Recipe 3 — MLIR lowering for CPU
mindc scale.mind --mlir -o scale.mlir
Recipe 4 — GPU profile: correct error handling
mindc main.mind --target gpu
Expected result (Core v1-stable):
error[runtime]: backend 'gpu' unavailable
Recipe 5 — Host embedding via the runtime API
let rt = MindRuntime::new_cpu()?;
let inp = rt.allocate(&tensor_desc_f32(&[2]))?;
rt.write_tensor(inp, &[1.0, 3.0])?;
let out = rt.allocate(&tensor_desc_f32(&[1]))?;
rt.run_op("sum", &[inp], &[out])?;
let result = rt.read_tensor(out)?;Output: 4.0.
Recipe 6 — Running the official conformance suite
CPU baseline:
mindc conformance --profile cpu
GPU profile:
mindc conformance --profile gpu
Recipe 7 — Using the pure-MIND standard library (RFC 0005)
std.vec, std.string, std.map, and std.io are bundled into mindc since v0.4.2 — a project that says use std.vecresolves with zero external file dependency. The std-surface feature is the shipped default (since v0.7.1); enable cross-module-imports to resolve cross-module use paths:
# cross-module-imports is the only extra gate needed; std-surface ships by default. cargo run --features "cross-module-imports" --bin mindc -- demo.mind --emit-ir
A minimal demo.mind exercising std.vec:
use std.vec;
fn main() -> i64 {
let v = vec_new();
let v = vec_push(v, 10);
let v = vec_push(v, 20);
let v = vec_push(v, 30);
let n = vec_len(v); // 3
let x = vec_get(v, 1); // 20
vec_free(v);
return x;
}Every operation returns the (possibly reallocated) Vechandle — there is no hidden mutation. Modules are resolved last-write-wins, so a user crate MAY define its own std.vec to shadow the bundled one.
See the per-module pages for the full API: std.vec, std.string, std.map, std.io.
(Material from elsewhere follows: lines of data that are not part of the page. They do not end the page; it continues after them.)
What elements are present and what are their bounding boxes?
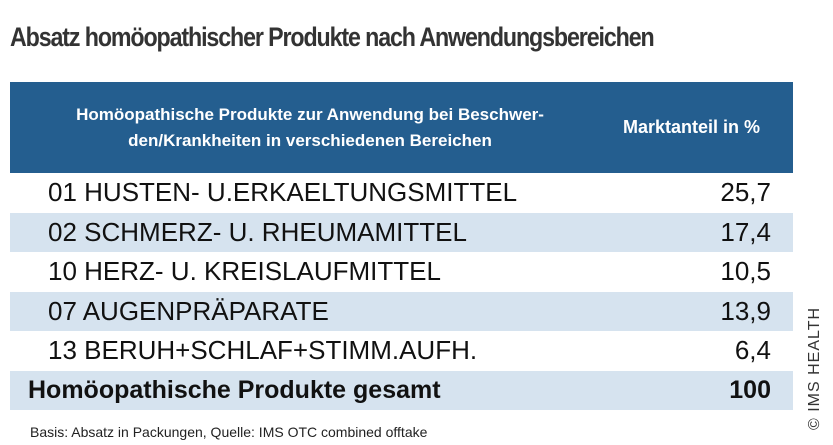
row-value: 6,4 [734,335,771,366]
footnote: Basis: Absatz in Packungen, Quelle: IMS … [30,424,428,440]
row-value: 17,4 [720,216,771,247]
row-value: 13,9 [720,295,771,326]
total-value: 100 [729,375,771,404]
total-row: Homöopathische Produkte gesamt 100 [10,370,793,410]
table-row: 13 BERUH+SCHLAF+STIMM.AUFH. 6,4 [10,331,793,371]
column-header-category: Homöopathische Produkte zur Anwendung be… [76,104,544,150]
table-row: 01 HUSTEN- U.ERKAELTUNGSMITTEL 25,7 [10,173,793,213]
table-row: 07 AUGENPRÄPARATE 13,9 [10,291,793,331]
row-label: 07 AUGENPRÄPARATE [48,295,329,326]
row-label: 10 HERZ- U. KREISLAUFMITTEL [48,256,441,287]
page-title: Absatz homöopathischer Produkte nach Anw… [10,22,655,52]
row-label: 01 HUSTEN- U.ERKAELTUNGSMITTEL [48,177,518,208]
table-body: 01 HUSTEN- U.ERKAELTUNGSMITTEL 25,7 02 SC… [10,173,793,410]
row-label: 02 SCHMERZ- U. RHEUMAMITTEL [48,216,467,247]
table-header: Homöopathische Produkte zur Anwendung be… [10,82,793,173]
row-value: 10,5 [720,256,771,287]
table-row: 10 HERZ- U. KREISLAUFMITTEL 10,5 [10,252,793,292]
copyright: © IMS HEALTH [806,306,823,430]
table-row: 02 SCHMERZ- U. RHEUMAMITTEL 17,4 [10,212,793,252]
total-label: Homöopathische Produkte gesamt [28,375,441,404]
row-label: 13 BERUH+SCHLAF+STIMM.AUFH. [48,335,478,366]
column-header-share: Marktanteil in % [622,117,761,137]
row-value: 25,7 [720,177,771,208]
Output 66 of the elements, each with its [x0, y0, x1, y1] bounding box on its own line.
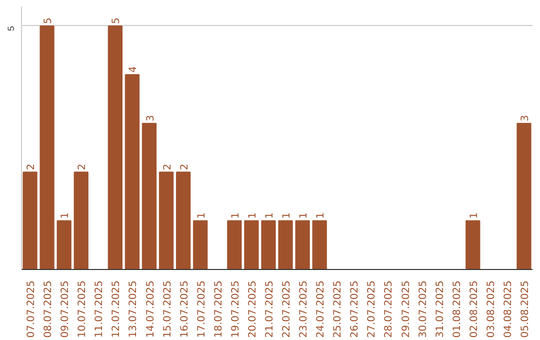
- data-label: 1: [230, 212, 242, 219]
- data-label: 1: [298, 212, 310, 219]
- data-label: 1: [196, 212, 208, 219]
- bar: [193, 220, 208, 270]
- bar: [278, 220, 293, 270]
- data-label: 4: [128, 66, 140, 73]
- x-tick-label: 10.07.2025: [77, 280, 88, 338]
- data-label: 2: [162, 164, 174, 170]
- bar: [295, 220, 310, 270]
- data-label: 1: [282, 212, 293, 219]
- x-tick-label: 11.07.2025: [94, 280, 106, 338]
- data-label: 2: [26, 164, 38, 170]
- x-tick-label: 29.07.2025: [400, 280, 412, 338]
- bar: [176, 172, 191, 270]
- x-tick-label: 18.07.2025: [213, 280, 224, 338]
- data-label: 5: [111, 18, 122, 24]
- bar: [312, 220, 327, 270]
- x-tick-label: 01.08.2025: [452, 280, 463, 338]
- x-tick-label: 09.07.2025: [60, 280, 72, 338]
- x-tick-label: 19.07.2025: [230, 280, 242, 338]
- bar: [124, 74, 140, 270]
- data-label: 1: [60, 212, 72, 219]
- x-tick-label: 04.08.2025: [502, 280, 514, 338]
- bar: [158, 172, 174, 270]
- x-tick-label: 21.07.2025: [264, 280, 276, 338]
- data-label: 5: [43, 18, 54, 24]
- bar: [40, 25, 54, 270]
- x-tick-label: 28.07.2025: [384, 280, 395, 338]
- x-tick-label: 30.07.2025: [418, 280, 429, 338]
- bar: [516, 122, 532, 270]
- x-tick-label: 12.07.2025: [111, 280, 122, 338]
- bar: [56, 220, 72, 270]
- bar: [261, 220, 276, 270]
- x-tick-label: 27.07.2025: [366, 280, 378, 338]
- bar: [22, 172, 38, 270]
- x-tick-label: 23.07.2025: [298, 280, 310, 338]
- x-tick-label: 16.07.2025: [179, 280, 190, 338]
- x-tick-label: 08.07.2025: [43, 280, 54, 338]
- x-tick-label: 13.07.2025: [128, 280, 140, 338]
- data-label: 2: [179, 164, 190, 170]
- data-label: 3: [520, 115, 531, 122]
- bar: [466, 220, 480, 270]
- data-label: 1: [247, 212, 258, 219]
- x-tick-label: 17.07.2025: [196, 280, 208, 338]
- x-tick-label: 24.07.2025: [316, 280, 327, 338]
- data-label: 1: [468, 212, 480, 219]
- x-tick-label: 26.07.2025: [350, 280, 361, 338]
- data-label: 2: [77, 164, 88, 170]
- bar: [142, 122, 157, 270]
- x-tick-label: 07.07.2025: [26, 280, 38, 338]
- x-tick-label: 03.08.2025: [486, 280, 497, 338]
- data-label: 3: [145, 115, 156, 122]
- bar: [227, 220, 242, 270]
- x-tick-label: 25.07.2025: [332, 280, 344, 338]
- x-tick-label: 02.08.2025: [468, 280, 480, 338]
- x-tick-label: 22.07.2025: [282, 280, 293, 338]
- x-tick-label: 14.07.2025: [145, 280, 156, 338]
- data-label: 1: [316, 212, 327, 219]
- bar: [108, 25, 122, 270]
- x-tick-label: 31.07.2025: [434, 280, 446, 338]
- bar: [244, 220, 259, 270]
- x-tick-label: 15.07.2025: [162, 280, 174, 338]
- x-tick-label: 05.08.2025: [520, 280, 531, 338]
- data-label: 1: [264, 212, 276, 219]
- bar: [74, 172, 88, 270]
- x-tick-label: 20.07.2025: [247, 280, 258, 338]
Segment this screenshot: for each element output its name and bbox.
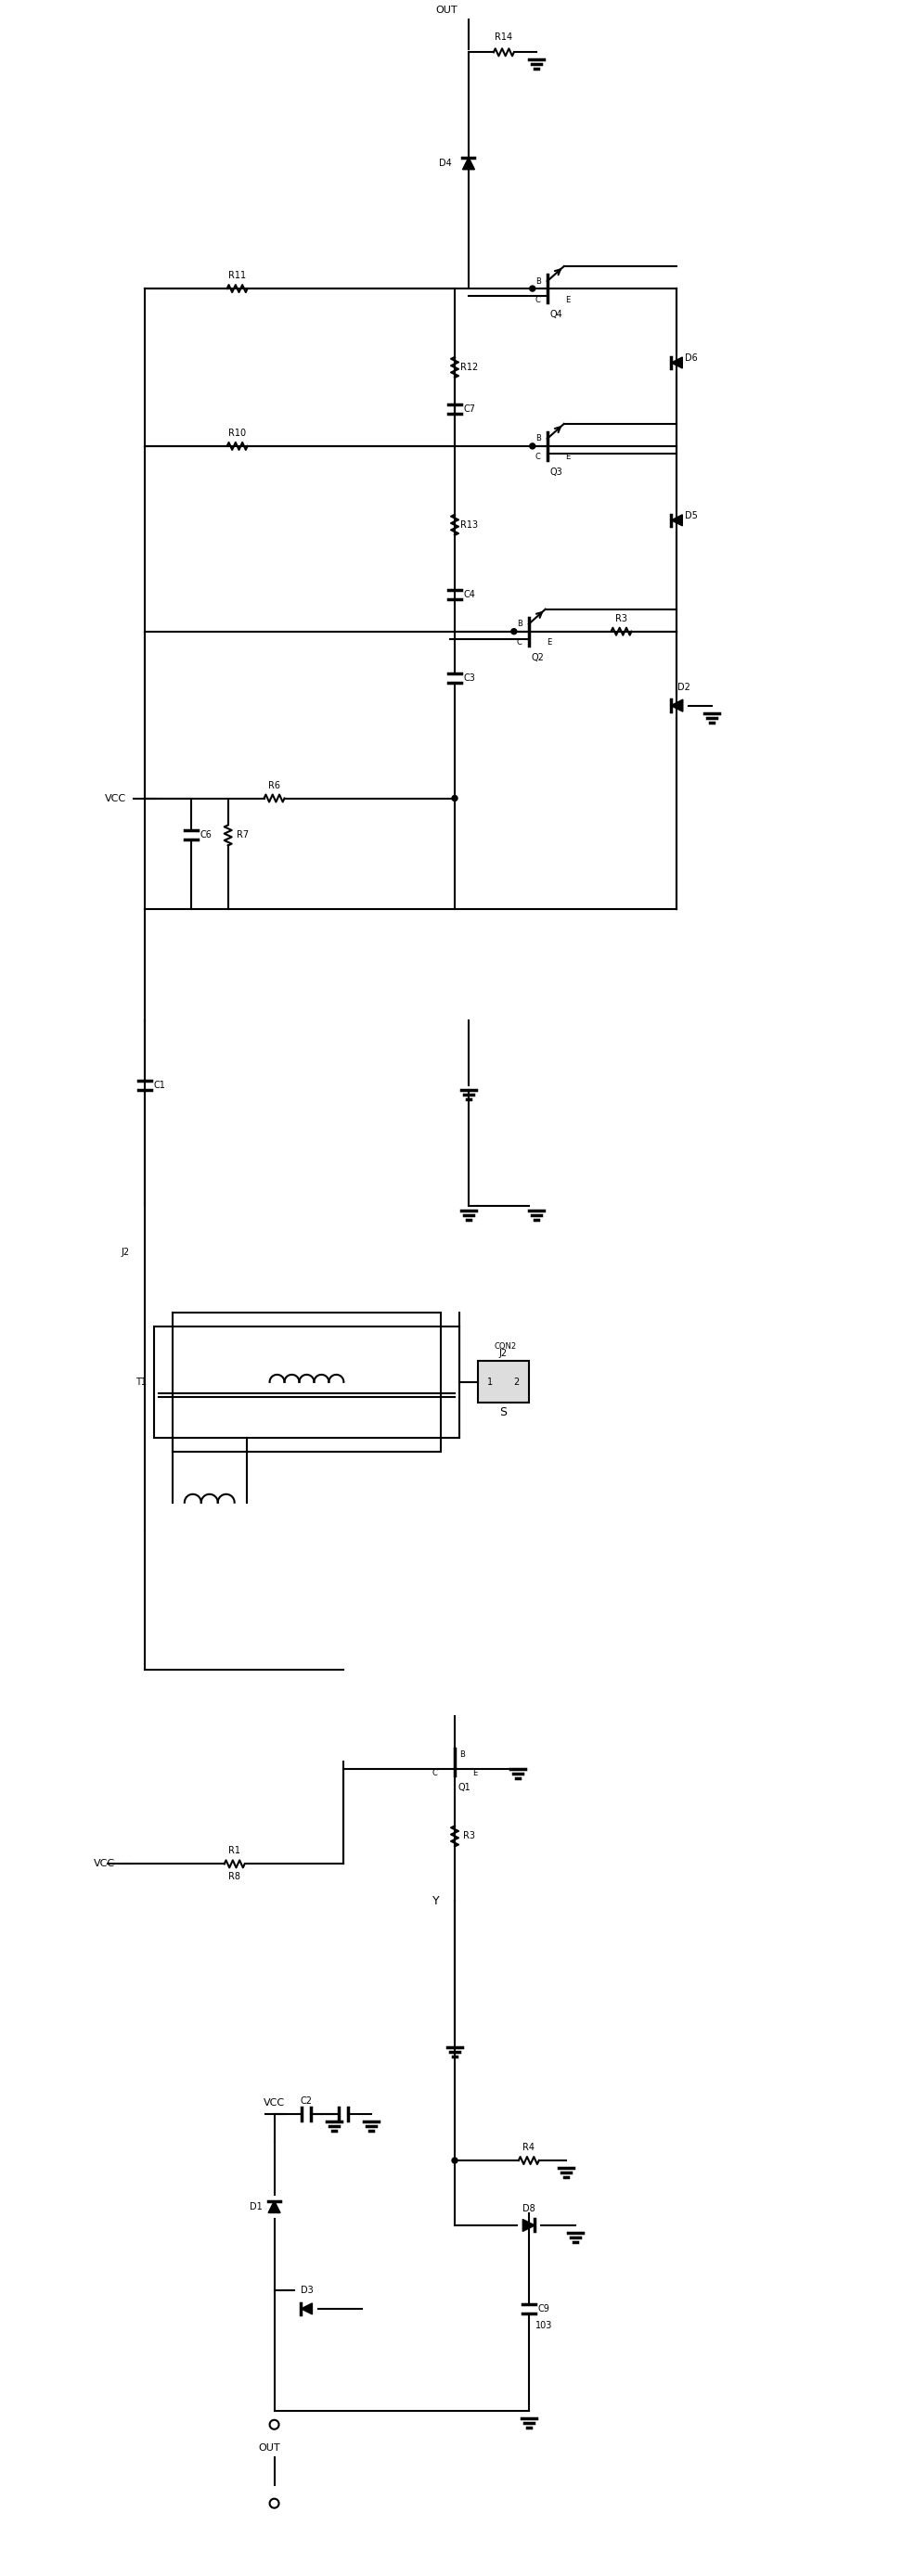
Text: 2: 2 xyxy=(514,1378,520,1386)
Polygon shape xyxy=(463,157,475,170)
Text: R3: R3 xyxy=(464,1832,476,1842)
Circle shape xyxy=(452,2159,458,2164)
Text: R4: R4 xyxy=(522,2143,534,2151)
Text: C: C xyxy=(535,296,541,304)
Text: VCC: VCC xyxy=(104,793,126,804)
Polygon shape xyxy=(671,701,683,711)
Text: R10: R10 xyxy=(229,428,246,438)
Text: D1: D1 xyxy=(250,2202,263,2210)
Text: C3: C3 xyxy=(464,672,476,683)
Text: C9: C9 xyxy=(538,2303,550,2313)
Text: 103: 103 xyxy=(535,2321,552,2331)
Text: OUT: OUT xyxy=(436,5,458,15)
Text: R6: R6 xyxy=(268,781,280,791)
Text: R13: R13 xyxy=(460,520,479,531)
Text: D4: D4 xyxy=(439,160,452,167)
Polygon shape xyxy=(268,2200,280,2213)
Text: Q2: Q2 xyxy=(532,652,544,662)
Text: OUT: OUT xyxy=(259,2442,281,2452)
Text: E: E xyxy=(546,639,552,647)
Polygon shape xyxy=(672,358,683,368)
Text: R11: R11 xyxy=(229,270,246,281)
Text: Y: Y xyxy=(433,1896,440,1906)
Text: C6: C6 xyxy=(199,829,211,840)
Text: Q4: Q4 xyxy=(550,309,563,319)
Text: CON2: CON2 xyxy=(494,1342,516,1350)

The seven host intrinsics they bottom out in (__mind_alloc, __mind_realloc, __mind_free, __mind_load_i64, __mind_store_i64, __mind_read, __mind_write) are ratified by mind-spec v1.0 (stdlib.md).
Beyond std — crypto & protocol primitives
The source tree also carries a pure-MIND cryptography and protocol primitive library: AES-128-GCM, SHA-256, HKDF, X25519, SHA-3/SHAKE (FIPS 202), RSA-PSS, ECDSA-P256, ML-KEM-768 (FIPS 203), X.509 parsing and verification, the TLS 1.3 key schedule, record layer, Finished MAC and handshake crypto (verified by RFC 8448 replay), HPACK (RFC 7541), and HTTP/2 framing (RFC 9113). Every primitive is verified against RFC and NIST known-answer tests.
Honest scope: this is a verified primitive library, not a working TLS client or server — there is no socket-driven handshake state machine yet, certificate-chain path validation is not implemented, and HPACK is decode-only. The primitives are correctness-first, not speed-optimized.